ASHS 2025 Conference

With growing consumer interest in health-promoting diets, microgreens have gained importance as nutrient-rich and functional leafy greens. These crops are increasingly grown indoors under LED lighting and the manipulation of light quality has been identified as a critical factor influencing plant growth, yield, and nutritional quality. Blue and red LED are both considered critical for plant growth, have high photon efficiency and can be readily absorbed and utilized by plants. However, each wavelength has different effects on the plant physiology and metabolism and there is a need to understand how their combination in different proportions may affect microgreens yield, morphology and nutritional quality.
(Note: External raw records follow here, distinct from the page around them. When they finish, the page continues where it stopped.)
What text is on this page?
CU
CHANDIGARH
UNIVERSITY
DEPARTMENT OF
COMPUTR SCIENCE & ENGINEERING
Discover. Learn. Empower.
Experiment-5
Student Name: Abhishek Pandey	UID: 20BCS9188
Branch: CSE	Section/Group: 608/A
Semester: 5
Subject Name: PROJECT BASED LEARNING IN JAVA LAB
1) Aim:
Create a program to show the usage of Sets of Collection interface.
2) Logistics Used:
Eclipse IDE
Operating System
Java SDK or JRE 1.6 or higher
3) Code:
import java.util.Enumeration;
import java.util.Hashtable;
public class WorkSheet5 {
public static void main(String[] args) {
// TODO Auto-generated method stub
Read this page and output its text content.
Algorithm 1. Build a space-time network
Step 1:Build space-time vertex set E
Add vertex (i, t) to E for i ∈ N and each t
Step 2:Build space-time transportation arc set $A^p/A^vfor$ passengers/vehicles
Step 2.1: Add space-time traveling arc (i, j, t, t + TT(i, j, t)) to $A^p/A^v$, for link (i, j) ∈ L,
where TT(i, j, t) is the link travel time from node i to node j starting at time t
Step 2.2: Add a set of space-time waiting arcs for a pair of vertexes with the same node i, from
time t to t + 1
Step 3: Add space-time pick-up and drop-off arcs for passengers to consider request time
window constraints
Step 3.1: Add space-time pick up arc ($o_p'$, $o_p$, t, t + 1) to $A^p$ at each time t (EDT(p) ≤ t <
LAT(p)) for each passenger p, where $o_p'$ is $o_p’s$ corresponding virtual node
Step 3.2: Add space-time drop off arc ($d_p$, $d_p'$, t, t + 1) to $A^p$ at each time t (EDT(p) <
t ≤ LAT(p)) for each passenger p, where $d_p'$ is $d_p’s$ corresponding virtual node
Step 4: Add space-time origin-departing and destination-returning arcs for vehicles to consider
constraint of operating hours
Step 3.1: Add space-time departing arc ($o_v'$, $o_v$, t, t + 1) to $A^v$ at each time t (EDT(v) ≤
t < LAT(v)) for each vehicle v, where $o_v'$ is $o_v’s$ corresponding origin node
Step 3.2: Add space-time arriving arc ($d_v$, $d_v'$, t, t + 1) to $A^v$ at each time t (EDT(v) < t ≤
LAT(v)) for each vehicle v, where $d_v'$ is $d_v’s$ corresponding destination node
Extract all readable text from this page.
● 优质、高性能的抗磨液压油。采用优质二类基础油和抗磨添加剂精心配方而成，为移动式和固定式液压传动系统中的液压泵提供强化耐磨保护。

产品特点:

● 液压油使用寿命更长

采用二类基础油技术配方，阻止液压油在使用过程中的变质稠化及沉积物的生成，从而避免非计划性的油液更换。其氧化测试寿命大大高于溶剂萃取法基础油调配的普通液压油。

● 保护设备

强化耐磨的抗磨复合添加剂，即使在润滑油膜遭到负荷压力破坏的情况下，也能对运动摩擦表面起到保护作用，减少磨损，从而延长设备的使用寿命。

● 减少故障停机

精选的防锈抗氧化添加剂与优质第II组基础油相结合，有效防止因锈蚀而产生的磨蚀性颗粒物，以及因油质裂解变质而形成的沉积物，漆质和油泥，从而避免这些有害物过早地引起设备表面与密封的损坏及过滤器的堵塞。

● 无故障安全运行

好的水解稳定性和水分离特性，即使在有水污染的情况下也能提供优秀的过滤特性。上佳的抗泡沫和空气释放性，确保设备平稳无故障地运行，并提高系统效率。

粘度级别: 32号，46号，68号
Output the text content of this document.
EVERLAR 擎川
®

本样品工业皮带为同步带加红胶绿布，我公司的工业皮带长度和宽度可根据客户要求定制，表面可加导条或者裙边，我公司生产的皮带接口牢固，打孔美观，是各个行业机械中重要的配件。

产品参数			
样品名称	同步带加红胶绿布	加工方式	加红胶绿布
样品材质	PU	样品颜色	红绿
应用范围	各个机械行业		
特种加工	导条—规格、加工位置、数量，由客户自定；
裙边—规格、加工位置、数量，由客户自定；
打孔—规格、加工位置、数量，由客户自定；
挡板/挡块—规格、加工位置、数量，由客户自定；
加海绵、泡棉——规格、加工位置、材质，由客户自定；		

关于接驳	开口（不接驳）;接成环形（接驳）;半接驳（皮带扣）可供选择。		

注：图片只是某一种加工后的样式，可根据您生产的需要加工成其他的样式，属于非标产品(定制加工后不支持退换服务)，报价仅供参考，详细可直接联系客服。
Therefore, we conducted a study aimed at evaluating the effects of different combinations of blue and red LED light on the yield and nutritional composition of radish and broccoli microgreens. Microgreens were grown in a walk-in growth chamber under a 14-hour photoperiod and six LED treatments (%): 100 white, 100 red, 100 blue, and blue: red ratios of 50:50, 25:75, and 75:25. The average photosynthetic photon flux density was 165 μmol m−2 s−1. Radish and broccoli were harvested after 7 and 8 days, respectively. Microgreens grown under 100% blue, red, and white LED light showed higher shoot height than those grown under mixed blue:red treatments, with 100% blue producing the tallest shoots. Dry biomass accumulation differed among treatments, with 100% blue LED light resulting in the lowest dry biomass. At the phytochemical level, antioxidant activity showed to be highest under 100% blue light, with a 16.3% increase across both species, while 100% red resulted in the lowest levels. The mineral composition was also affected by LED treatments, as microgreens grown under blue: red 50:50, 25:75, and 75:25 treatments resulted in the highest iron concentrations, averaging 10.4% higher compared to monochromatic red and blue light or to broad-spectrum white light. These findings are consistent with previous studies indicating that blue light enhances secondary metabolite accumulation and that combined red and blue light influences mineral uptake, highlighting the importance of light optimization for the commercial quality of microgreens grown in controlled environment.